I think it’s changed a lot. The first Car Seat Headrest albums were intentional experiments, and they were created pretty much entirely though loops. I would record basic tracks, but most of the songwriting part of it would take place on the computer as I sort of restructured it and built it into something new. Gradually, as I went on I would write more and more before recording, but that was always part of the process, structuring it on the computer. This was the first album where that didn’t really happen at all. It was all written beforehand and performed live, and we didn’t really re-structure anything afterwards, we just mixed it with a very light touch.

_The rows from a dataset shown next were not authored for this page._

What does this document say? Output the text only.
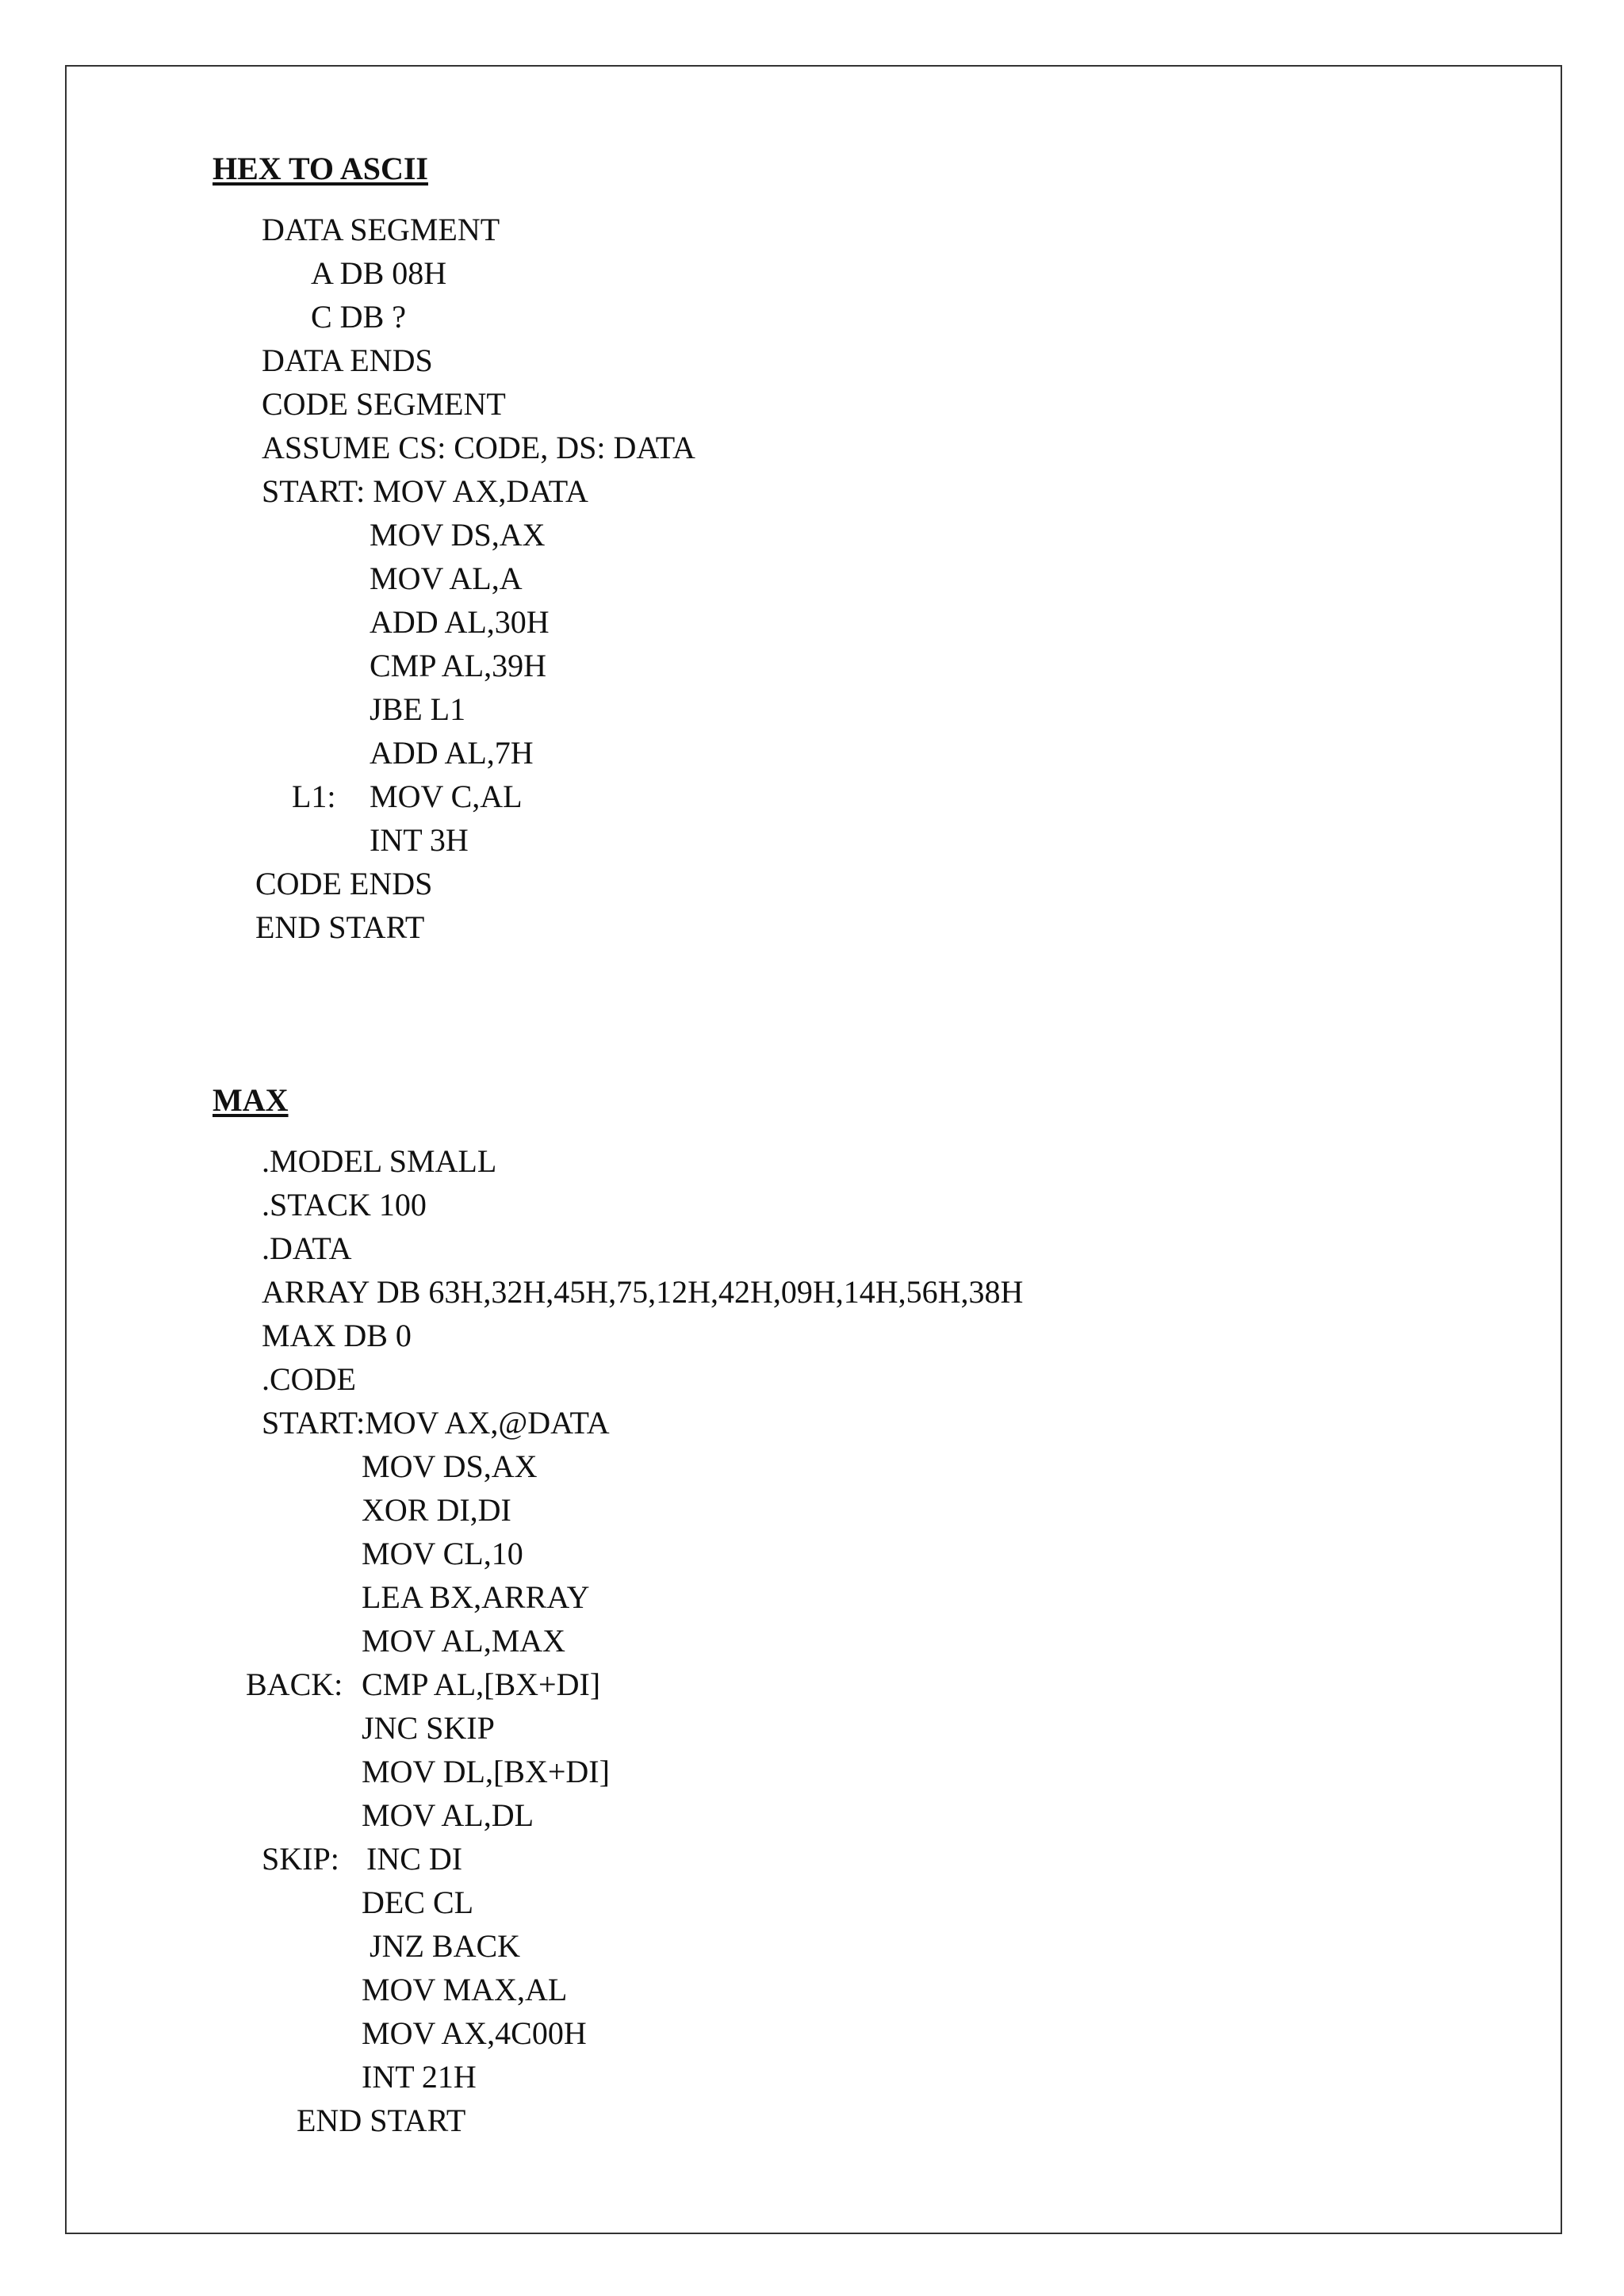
HEX TO ASCII
DATA SEGMENT
A DB 08H
C DB ?
DATA ENDS
CODE SEGMENT
ASSUME CS: CODE, DS: DATA
START: MOV AX,DATA
MOV DS,AX
MOV AL,A
ADD AL,30H
CMP AL,39H
JBE L1
ADD AL,7H
L1: MOV C,AL
INT 3H
CODE ENDS
END START
MAX
.MODEL SMALL
.STACK 100
.DATA
ARRAY DB 63H,32H,45H,75,12H,42H,09H,14H,56H,38H
MAX DB 0
.CODE
START:MOV AX,@DATA
MOV DS,AX
XOR DI,DI
MOV CL,10
LEA BX,ARRAY
MOV AL,MAX
BACK: CMP AL,[BX+DI]
JNC SKIP
MOV DL,[BX+DI]
MOV AL,DL
SKIP: INC DI
DEC CL
JNZ BACK
MOV MAX,AL
MOV AX,4C00H
INT 21H
END START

When did you first start producing your own music? Is it something you’ve done since you were younger?
Yeah, I never really thought of myself as a producer. I would just record stuff onto my family computer when I was young. I always knew I was wanting to write songs, and as soon as I had a guitar I was recording myself doing that, and it just gradually just evolved from very basic tracks into more full band arrangements as I realised I could flesh it out as much as I wanted to on my own.
You’re now signed with Matador, did you feel like there was more pressure with this album?
A little bit, but the album was already written when I first met them, so I was able to give them demos on the spot. And I knew that they liked it. Teens of Style, there was actually a lot more pressure there, because it was still self produced and they weren’t so sure that they wanted that to happen. They thought they might want it to be redone in a studio. With this one though, we went into it knowing we were going to be doing it in a studio and while we were in there, it was just about getting the best takes for the tracks, that was the main thing, along with getting the best mixes for each track. We kind of narrowed our vision and didn’t really think of anything beyond that.
You’re working with a full band now. How is that?
It’s really good! We recorded the basic tracks for the album live, so it was the first time where I’d practiced all these songs with a band beforehand. It really helped give these songs more focus. I was lucky enough to find these guys in Seattle who really know what they’re doing and it just so happens that we get along pretty well too. We’re pretty happy with the band at the moment.
I met them both through music. I contacted the drummer online, he had an ad up, and then we both met the guy who is now out guitarist at our first show.
The album is going to be released in May – what are your plans for the rest of the year?
Touring mostly, maybe a little bit of recording towards the end of the year. But for the most part after the album comes out, touring. Right after the album comes out, we’ll be going to Europe, and then the rest of the shows will be around America.
Is this the first tour you have played the new material on?
We played a couple tracks on our tour at the end of last year, just because we already knew them and they were very fun to play. So we started adding them onto the set list, even though no one knew them at the time. As the singles have been released from the new album, we’ve started playing those in our set. By this point, it pretty much all, or around 90% material from Teens of Denial. So we’re excited to finally make it official, but we have been playing a few new songs for a little while.
How are the new songs panning out at the shows?
They’re really good. People really respond to them, and I don’t know if it’s just because they are the more high profile, recent singles and people just expect to hear them. Or there’s also the fact that they’re structured to be fun, live songs and I think that we have put a little extra energy into them because they’re the first songs we have really worked on together as a band.
Do you have any plans to head to Australia for a tour?
I think that’s probably imminent. We are trying to see what our plans are for early next year, around January, and we’re definitely going to go somewhere. Chances are good that it will be Australia. That would be exciting.
Teens Of Denial by Car Seat Headrest is out May 20 through Matador Records / Remote Control.